Karle, quest’anno il Covid-19 ha monopolizzato le nostre attenzioni. Ci siamo dimenticati dei diritti umani?

In verità, credo che questa crisi ci aiuti a comprendere ancora di più l’importanza di certi diritti e a darli meno per scontati, a partire naturalmente dal diritto alla salute. Anche le restrizioni rese necessarie dalla pandemia ci hanno fatto apprezzare meglio quelle libertà e quelle ‘fortune’ che consideriamo acquisite, come la libertà di movimento. Più in generale, si è visto un moto di solidarietà collettiva che ha spinto le nostre comunità all’aiuto reciproco.

Il virus, però, non è uguale per tutti.

Certamente si è anche dovuto notare come queste emergenze colpiscano in modo sproporzionato le fasce sociali e i paesi più deboli: chi vive ammassato in condizioni igieniche precarie, chi non può contare sull’aiuto dello Stato e col blocco dell’economia non può sfamare la famiglia, chi per ragioni razziali o di genere è più esposto alle conseguenze anche economiche della pandemia.

Un problema che ha investito in pieno anche i migranti nei centri d’accoglienza.

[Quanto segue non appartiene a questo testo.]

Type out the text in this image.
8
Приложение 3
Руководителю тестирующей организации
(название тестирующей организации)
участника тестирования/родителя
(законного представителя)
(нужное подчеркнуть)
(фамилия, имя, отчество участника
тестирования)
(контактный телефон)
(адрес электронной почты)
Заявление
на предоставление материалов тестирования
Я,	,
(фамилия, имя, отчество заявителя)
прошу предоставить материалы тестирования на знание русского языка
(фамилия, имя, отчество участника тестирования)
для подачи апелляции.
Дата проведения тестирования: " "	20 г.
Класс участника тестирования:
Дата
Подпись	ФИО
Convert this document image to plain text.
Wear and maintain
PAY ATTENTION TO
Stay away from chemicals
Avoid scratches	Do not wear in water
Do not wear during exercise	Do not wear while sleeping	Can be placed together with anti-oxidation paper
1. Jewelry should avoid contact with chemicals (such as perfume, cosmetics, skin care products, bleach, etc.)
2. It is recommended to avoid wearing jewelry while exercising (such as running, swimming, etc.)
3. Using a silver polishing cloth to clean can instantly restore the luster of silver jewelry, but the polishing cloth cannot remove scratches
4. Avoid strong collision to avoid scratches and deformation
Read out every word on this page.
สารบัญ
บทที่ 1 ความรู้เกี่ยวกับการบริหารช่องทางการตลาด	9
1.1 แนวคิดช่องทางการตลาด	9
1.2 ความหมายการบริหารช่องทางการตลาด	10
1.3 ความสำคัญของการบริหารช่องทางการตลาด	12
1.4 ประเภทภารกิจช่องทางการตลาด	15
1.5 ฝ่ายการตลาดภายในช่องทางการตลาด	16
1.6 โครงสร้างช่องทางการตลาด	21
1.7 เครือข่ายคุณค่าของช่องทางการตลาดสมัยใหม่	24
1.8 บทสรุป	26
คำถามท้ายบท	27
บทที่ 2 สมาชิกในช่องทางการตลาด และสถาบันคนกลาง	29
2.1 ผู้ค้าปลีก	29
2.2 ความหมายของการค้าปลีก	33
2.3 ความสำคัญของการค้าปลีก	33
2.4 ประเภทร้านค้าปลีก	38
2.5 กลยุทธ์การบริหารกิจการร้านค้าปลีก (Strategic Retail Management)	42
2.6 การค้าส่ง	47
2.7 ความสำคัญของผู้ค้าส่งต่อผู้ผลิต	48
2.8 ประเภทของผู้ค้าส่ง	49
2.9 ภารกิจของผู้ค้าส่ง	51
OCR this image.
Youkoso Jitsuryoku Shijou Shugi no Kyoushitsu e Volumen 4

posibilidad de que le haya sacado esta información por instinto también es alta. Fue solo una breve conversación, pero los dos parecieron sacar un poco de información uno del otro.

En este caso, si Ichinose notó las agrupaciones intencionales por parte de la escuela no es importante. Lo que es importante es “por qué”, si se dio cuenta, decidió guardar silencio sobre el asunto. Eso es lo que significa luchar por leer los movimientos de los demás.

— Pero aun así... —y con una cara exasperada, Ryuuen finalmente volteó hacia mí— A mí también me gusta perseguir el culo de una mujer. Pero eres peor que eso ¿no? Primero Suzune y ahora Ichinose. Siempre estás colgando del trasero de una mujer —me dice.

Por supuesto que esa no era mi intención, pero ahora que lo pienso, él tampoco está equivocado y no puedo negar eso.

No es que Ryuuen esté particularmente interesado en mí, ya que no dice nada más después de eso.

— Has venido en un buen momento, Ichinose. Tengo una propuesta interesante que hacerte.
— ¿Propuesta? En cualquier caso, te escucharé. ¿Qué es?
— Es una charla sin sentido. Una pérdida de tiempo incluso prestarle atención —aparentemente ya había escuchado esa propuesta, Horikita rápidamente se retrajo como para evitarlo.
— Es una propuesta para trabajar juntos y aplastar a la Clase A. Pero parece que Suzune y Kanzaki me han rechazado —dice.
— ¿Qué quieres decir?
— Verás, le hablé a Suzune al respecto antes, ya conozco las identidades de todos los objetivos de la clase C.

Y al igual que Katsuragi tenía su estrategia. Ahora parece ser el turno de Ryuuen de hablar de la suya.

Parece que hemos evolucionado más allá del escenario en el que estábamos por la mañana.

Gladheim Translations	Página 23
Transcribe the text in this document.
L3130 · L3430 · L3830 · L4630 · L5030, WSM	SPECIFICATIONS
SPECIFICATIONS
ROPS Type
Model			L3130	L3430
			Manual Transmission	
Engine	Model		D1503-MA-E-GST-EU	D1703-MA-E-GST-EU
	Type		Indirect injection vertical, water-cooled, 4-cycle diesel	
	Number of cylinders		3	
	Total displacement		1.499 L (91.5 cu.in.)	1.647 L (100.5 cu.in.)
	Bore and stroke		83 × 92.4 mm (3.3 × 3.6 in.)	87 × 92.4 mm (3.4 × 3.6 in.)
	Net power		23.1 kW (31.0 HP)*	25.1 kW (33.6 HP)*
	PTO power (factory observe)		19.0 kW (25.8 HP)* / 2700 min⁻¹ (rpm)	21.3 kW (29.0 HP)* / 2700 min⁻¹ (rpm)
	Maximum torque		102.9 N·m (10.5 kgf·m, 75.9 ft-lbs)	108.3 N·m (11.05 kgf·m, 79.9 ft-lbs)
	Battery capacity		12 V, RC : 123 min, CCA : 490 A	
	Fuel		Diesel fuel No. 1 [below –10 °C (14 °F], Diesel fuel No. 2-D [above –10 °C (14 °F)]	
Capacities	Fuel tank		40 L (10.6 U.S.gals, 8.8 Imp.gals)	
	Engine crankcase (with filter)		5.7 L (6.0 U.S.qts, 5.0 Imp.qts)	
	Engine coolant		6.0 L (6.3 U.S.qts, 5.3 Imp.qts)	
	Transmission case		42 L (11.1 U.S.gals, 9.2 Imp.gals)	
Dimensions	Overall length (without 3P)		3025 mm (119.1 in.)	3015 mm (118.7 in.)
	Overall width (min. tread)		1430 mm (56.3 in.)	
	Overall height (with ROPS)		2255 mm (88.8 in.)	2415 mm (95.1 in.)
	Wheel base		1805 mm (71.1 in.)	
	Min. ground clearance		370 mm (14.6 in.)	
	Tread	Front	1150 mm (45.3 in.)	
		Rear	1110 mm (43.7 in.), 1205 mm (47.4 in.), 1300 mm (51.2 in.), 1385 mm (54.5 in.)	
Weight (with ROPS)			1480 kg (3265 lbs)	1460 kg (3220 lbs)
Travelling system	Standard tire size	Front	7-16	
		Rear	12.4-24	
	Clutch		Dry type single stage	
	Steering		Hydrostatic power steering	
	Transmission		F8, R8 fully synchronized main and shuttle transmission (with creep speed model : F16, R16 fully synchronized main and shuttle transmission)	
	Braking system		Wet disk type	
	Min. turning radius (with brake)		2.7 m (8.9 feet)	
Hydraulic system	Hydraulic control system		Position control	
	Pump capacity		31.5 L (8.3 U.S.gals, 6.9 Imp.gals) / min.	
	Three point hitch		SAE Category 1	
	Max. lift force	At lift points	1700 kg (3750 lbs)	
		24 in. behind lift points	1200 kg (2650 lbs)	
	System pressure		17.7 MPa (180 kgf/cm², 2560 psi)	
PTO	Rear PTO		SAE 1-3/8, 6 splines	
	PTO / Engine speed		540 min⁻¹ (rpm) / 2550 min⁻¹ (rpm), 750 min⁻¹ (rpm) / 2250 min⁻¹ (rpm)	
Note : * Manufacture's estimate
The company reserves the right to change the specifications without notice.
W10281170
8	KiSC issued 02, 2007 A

Lo si è visto bene in Grecia, con gli incendi in enormi tendopoli come quella sull’isola di Lesbo. Il risultato di una disperazione che montava da tempo, e che l’emergenza ha esacerbato ulteriormente. Ci ricorda che dobbiamo trovare una soluzione, perché non si può pretendere che migliaia di persone vivano praticamente affastellate l’una sull’altra per cinque, sei anni. Per questo continuiamo a chiedere la revisione dell’obsoleto Accordo di Dublino, in modo da rendere la distribuzione dei rifugiati più equa e sostenibile. Ma sosteniamo anche azioni urgenti per far fronte alla crisi: è stata incredibile la reazione della società svizzera, con ben otto città disponibili ad accogliere più migranti. A frenare molto è una politica che preferisce rinviare tutto alle decisioni europee. Ma non possiamo ignorare questo orrore.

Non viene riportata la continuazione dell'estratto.